According to the employees I spoke with on Tuesday, MEC has started selling bicycles at it’s locations in downtown Toronto, Vancouver, Montreal, and Longeuil. These are all bigger stores in bigger markets, so have the extra space needed to setup a bike retail area/shop. At this point it sounds like it is still a pilot project, and it doesn’t look like we’ll see them added to the Ottawa store in the near future. At this point, apparently they are not even shipping to the non-pilot markets.

MEC rolls out bikes?

From the comments on a post that is still getting new comments, which is worth highlighting 0n the main page:

I just dropped by the MEC downtown Toronto and… I see the bikes! They have some really nice models, I like what I see. (I’m liking the hub gear ones and they even have fixie.) Based on the prices and the models I saw, they are competing with mid to high-end small bike shops, like the local bikes shops that sell nicer Trek, Devinci, or nicer Norcos.

Anyone else seen them?

I’m planning on stopping at Ottawa’s MEC tonight, so we’ll see if they have anything. I’d previously been given the impression by someone that works at the retail level of MEC that they were a couple of years out. In any case, I tend not to buy the noise about the evils of MEC (MEC as Wal-Mart? Please.), so welcome anything that helps people have better access to good bicycles. When people can buy a better bike, it means that they are more likely to keep using it. That’s good for all of us.

Selective Enforcement

Slate has a good piece up on the nature of traffic laws and cyclists (as a group we tend to break them). It has as good a breakdown as any on the tension between vehicular and facilitator cyclists, which essentially divides into a no paths vs. paths split. I think I like the ultimate conclusion that only enforcing egregious violations of the existing law is probably a good fit. I also like the last paragraph:

As a biker, my wish would be for police to crack down on more dangerous behavior, such as riding at night without a light or tearing the wrong way down a one-way street. Yes, I committed the latter crime just yesterday, and I admit I was in the wrong. If cops started handing out more tickets for one-way infractions, bikers like me would probably clean up their most-outrageous behaviors. Once that happens, maybe all of us—cyclists and car people and activists and cops—could agree to leave the rolling stop alone.

MEC’s “controversial” plan to sell bikes

I was catching up on some RSS feeds and discovered that MEC is apparently going to start selling bikes in the near future. This is good news, not so much that I am in need of a new bicycle, but because I think it is a natural fit for MEC, who usually do a really good job at balancing sustainability/ethical concerns with those of price. Decat, which is a french sports chain which seems roughly equivalent to MEC (but I presume is for profit), sells bicycles and you can see them pretty much everywhere.

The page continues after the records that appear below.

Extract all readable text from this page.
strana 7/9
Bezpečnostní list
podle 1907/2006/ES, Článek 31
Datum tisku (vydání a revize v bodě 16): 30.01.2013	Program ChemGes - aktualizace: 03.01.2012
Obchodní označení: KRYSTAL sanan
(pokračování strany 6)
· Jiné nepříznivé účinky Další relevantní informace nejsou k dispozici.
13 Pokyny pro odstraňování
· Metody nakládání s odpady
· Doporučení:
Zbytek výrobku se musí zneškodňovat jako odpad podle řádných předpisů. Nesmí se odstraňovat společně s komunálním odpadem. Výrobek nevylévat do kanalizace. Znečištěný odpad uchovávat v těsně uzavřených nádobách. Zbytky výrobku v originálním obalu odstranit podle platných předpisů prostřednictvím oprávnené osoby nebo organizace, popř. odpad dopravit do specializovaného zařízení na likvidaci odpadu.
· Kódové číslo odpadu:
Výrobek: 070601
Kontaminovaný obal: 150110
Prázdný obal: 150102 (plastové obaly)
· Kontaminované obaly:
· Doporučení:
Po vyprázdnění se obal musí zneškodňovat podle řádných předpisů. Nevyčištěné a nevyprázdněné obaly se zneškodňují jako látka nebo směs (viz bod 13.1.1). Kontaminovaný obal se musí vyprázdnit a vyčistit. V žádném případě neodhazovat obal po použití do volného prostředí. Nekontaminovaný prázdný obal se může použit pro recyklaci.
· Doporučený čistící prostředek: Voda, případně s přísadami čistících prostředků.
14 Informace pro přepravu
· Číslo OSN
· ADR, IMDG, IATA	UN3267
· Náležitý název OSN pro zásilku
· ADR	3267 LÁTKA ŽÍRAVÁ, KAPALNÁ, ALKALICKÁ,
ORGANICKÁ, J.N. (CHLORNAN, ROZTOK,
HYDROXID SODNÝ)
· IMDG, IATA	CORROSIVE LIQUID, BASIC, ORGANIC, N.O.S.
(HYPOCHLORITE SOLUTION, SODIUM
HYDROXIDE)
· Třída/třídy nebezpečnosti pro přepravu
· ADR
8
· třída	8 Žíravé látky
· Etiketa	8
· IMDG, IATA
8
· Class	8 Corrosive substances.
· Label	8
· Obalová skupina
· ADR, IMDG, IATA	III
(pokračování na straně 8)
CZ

But this paragraph really frustrated me:

MEC is launching bikes stores and a full bike line soon. This is controversial not because of the manner in which the bikes are made but rather in how MEC’s service and pricing model may potentially undercut local dealers.

This speaks to my usual frustration with the Ethical Sourcing blog, which too often seems too nice for its own good. MEC should not apologizing for offering a superior service at a better price, especially if all it proves is that you can do the right thing and still keep prices low.

Besides, while MEC will undoubtedly steal sales in midrange bikes from some smaller stores, I suspect that if people need to buy something more elaborate, they will still go to a traditional bikeshop. Where MEC has the real potential of stealing sales is from the Wal-Mart’s and Canadian Tire’s of the world: places which sell lots of bikes, usually of dismal quality, for not too much money. The challenge for the co-op will be to compete with them, overcoming their advertising and brand advantages, matching or beating the chains on price and beating them in service and product.